Folie d’être femme ?

À l’aune du XXe siècle, et alors que Camille a décidé de s’émanciper, afin d’évoluer en dehors de l’ombre de Rodin, sa santé mentale se dégrade. Bien qu’une psychose paranoïaque lui sera diagnostiquée, on ne peut nier l’impact sociétal qui a dû peser sur la santé de l’artiste. Être une femme dans un monde d’homme était déjà considéré comme une anomalie, comme le rappelle la conservatrice en cheffe du musée Camille Claudel, Cécile Bertran. À cela s’ajoutent la précarité dans laquelle vit Camille Claudel ainsi que son isolement social.

« Pour louer son travail, [les critiques] ont besoin de dire que son travail est viril.
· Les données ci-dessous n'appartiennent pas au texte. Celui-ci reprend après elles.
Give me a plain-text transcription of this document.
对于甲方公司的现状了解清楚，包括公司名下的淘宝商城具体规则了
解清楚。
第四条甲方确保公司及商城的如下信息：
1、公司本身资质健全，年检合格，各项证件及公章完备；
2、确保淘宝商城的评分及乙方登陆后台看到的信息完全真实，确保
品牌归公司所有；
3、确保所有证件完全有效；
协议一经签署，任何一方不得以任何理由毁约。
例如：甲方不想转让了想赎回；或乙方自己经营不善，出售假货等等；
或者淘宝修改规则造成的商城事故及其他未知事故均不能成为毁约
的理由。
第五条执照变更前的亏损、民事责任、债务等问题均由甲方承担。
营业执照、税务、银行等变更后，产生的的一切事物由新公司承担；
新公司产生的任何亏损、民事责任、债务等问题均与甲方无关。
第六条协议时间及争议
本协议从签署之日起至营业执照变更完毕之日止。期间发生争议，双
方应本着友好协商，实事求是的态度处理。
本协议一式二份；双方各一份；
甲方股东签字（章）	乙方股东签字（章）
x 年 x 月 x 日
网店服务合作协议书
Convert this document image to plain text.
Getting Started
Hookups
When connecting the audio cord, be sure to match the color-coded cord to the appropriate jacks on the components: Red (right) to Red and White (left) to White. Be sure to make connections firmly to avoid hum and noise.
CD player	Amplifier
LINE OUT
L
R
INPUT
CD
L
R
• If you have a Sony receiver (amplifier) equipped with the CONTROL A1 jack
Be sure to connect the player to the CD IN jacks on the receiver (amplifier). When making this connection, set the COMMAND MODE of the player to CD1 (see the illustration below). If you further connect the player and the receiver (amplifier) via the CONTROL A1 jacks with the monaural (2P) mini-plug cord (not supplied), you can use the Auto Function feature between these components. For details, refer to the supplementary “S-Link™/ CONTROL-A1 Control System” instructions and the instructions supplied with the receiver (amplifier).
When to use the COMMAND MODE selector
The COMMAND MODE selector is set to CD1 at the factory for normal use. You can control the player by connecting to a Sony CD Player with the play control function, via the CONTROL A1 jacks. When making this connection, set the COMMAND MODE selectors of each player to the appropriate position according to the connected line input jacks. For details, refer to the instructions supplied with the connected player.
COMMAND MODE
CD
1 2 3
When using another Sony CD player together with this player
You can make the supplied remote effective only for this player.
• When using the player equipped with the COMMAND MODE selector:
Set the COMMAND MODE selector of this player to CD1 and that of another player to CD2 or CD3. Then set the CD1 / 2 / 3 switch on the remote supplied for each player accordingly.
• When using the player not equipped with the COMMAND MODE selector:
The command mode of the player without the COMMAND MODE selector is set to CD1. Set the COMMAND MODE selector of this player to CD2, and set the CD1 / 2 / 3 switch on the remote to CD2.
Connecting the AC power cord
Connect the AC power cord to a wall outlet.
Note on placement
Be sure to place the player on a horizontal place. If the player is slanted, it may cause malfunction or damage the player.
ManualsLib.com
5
On voit qu’il y a une espèce d’impossibilité entre être un grand sculpteur habile et être une femme. »

Cécile Bertran, dans l’émission Autant en emporte l’Histoire de Stéphanie Duncan sur France Inter

Camille Claudel détruit plusieurs de ses œuvres, se referme sur elle, et souffre de paranoïa. Elle est persuadée que Rodin et ses autres souhaitent détériorer son travail. En 1913, suite à la mort de son père qui fut une figure de soutien durant toute sa vie, elle est internée. C’est en 1943, durant la Seconde Guerre mondiale, que Camille Claudel meurt. Les patients de ce que l’on nomme à cette époque les asiles psychiatriques, sont considérés comme inutiles et sont alors abandonnés, sans nourriture ni soins.

Artiste née, Camille Claudel durant toute sa vie tente de se frayer un chemin parmi ces artistes au masculin. Elle souhaite par-dessus tout exister à part entière et non pas sous le joug d’hommes, aussi bienveillants soient-ils, ou du moins tentent-ils de l’être. Les œuvres de Camille Claudel sont aujourd’hui reconnues et célébrées, avec notamment l’ouverture, en 2017, du musée Camille Claudel à Nogent-sur-Seine, dans l’Aube.